Vending machines are often equated with junk food. Chips, candy bars, salted peanuts; in a well-stocked vending machine, you can get it all. Why are vending machines so seductive? Because they’re convenient. Put in your money, make your snack selection and go. And while we can tell ourselves that we shouldn’t be snacking, sometimes we break down and fall victim to the allure of a quick food fix.
This quick access to snack food, which can be found everywhere from corporate offices to schools, is of course detrimental to our health, exacerbating our ongoing fight with obesity. Put out processed junk food and people will eat it.
Whether or not schools should even be allowed to have vending machines has been an ongoing debate, and while completely getting rid of vending machines might not be in our immediate future, this fall new government standards take effect, at least ensuring that those machines have healthier options than in the past.

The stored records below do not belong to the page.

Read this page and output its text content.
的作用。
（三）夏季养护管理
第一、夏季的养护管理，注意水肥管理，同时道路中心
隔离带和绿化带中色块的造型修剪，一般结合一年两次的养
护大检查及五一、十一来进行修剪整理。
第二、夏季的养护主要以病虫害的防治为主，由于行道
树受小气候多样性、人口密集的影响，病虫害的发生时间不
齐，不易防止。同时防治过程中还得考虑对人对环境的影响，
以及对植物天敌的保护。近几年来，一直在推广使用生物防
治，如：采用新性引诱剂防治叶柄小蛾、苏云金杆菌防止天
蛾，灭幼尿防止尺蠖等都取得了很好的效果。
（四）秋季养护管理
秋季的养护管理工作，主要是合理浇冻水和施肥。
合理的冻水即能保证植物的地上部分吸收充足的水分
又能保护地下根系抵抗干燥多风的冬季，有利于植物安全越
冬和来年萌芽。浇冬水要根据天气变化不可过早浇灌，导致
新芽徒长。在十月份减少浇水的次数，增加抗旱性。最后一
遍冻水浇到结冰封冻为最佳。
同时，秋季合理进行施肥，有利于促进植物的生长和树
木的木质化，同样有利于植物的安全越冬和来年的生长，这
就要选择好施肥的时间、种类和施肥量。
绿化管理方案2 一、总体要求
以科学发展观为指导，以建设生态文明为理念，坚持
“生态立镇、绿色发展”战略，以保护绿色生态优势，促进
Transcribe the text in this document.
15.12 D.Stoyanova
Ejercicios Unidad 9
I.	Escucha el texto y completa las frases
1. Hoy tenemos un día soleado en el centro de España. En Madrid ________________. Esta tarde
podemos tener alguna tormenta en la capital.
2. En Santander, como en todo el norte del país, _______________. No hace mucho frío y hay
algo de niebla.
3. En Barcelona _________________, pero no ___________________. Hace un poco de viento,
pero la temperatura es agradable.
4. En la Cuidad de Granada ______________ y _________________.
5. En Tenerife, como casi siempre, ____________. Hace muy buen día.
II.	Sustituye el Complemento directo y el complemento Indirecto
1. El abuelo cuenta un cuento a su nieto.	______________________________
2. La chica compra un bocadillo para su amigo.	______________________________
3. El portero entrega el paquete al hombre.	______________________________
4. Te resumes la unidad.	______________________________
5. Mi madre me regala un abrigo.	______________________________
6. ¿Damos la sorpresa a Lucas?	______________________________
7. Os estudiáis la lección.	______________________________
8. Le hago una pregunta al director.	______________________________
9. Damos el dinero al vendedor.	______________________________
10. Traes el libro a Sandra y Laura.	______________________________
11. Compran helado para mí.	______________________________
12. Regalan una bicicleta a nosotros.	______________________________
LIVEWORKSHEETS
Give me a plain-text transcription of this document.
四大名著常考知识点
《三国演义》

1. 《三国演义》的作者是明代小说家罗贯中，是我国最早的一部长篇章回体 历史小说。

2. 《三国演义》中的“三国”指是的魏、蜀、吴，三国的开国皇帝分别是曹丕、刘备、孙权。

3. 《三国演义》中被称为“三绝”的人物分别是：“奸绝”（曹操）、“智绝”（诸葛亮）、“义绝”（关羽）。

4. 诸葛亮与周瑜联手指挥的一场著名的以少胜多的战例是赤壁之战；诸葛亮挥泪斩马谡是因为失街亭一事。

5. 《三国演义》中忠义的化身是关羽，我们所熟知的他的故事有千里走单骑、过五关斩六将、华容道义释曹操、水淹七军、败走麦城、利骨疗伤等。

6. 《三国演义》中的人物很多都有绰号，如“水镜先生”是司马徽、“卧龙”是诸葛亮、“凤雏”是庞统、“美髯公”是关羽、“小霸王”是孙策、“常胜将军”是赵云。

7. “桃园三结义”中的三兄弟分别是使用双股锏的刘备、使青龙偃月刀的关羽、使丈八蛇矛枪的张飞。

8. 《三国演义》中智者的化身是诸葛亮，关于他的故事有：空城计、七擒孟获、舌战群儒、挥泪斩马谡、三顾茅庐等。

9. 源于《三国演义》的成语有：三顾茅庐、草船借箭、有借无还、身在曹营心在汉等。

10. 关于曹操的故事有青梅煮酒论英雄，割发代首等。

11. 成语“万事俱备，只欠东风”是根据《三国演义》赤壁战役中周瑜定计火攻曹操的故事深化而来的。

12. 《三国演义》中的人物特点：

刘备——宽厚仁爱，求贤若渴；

In fact, there are some companies that are focused on healthier snack options, like H.U.M.A.N. Healthy Vending. But while organic and all-natural snacks are still better than a bag of Doritos, they’re still snacks. What if a vending machine wasn’t a snack machine at all? What if it served you vegetables?
In Chicago, one company is taking an entirely different route to do just that: serve salad from a vending machine. It’s called Farmer’s Fridge, and it’s actually much more than a vending machine. Actually the company prefers the term “veggie machine.” A kiosk made from reclaimed wood houses the machine, which features salads made fresh daily. And not just boring lettuce and tomato salads. No, these are salads packed with nutrients and a variety of ingredients, all served in glass jars (which of course you can recycle directly at the kiosk).
If you’ve ever made a salad and left it until the next day, you know how fast they go from fresh to wilted. That’s why the salads are not only stocked every 24 hours, but also made by layering the ingredients so that they aren’t mixed until the person who wants their lunch mixes it together. If any salads don’t get sold by the end of the day, they’re donated to a local food pantry.
With the concept and a kiosk in place, what does Farmer’s Fridge need now? “Any local farmers,” founder Luke Saunders told Modern Farmer, “we would love it if they got in touch with us.” Given the Chicago winter, that might be tough, but come growing season, maybe we can hope for veggie super machines all over the place.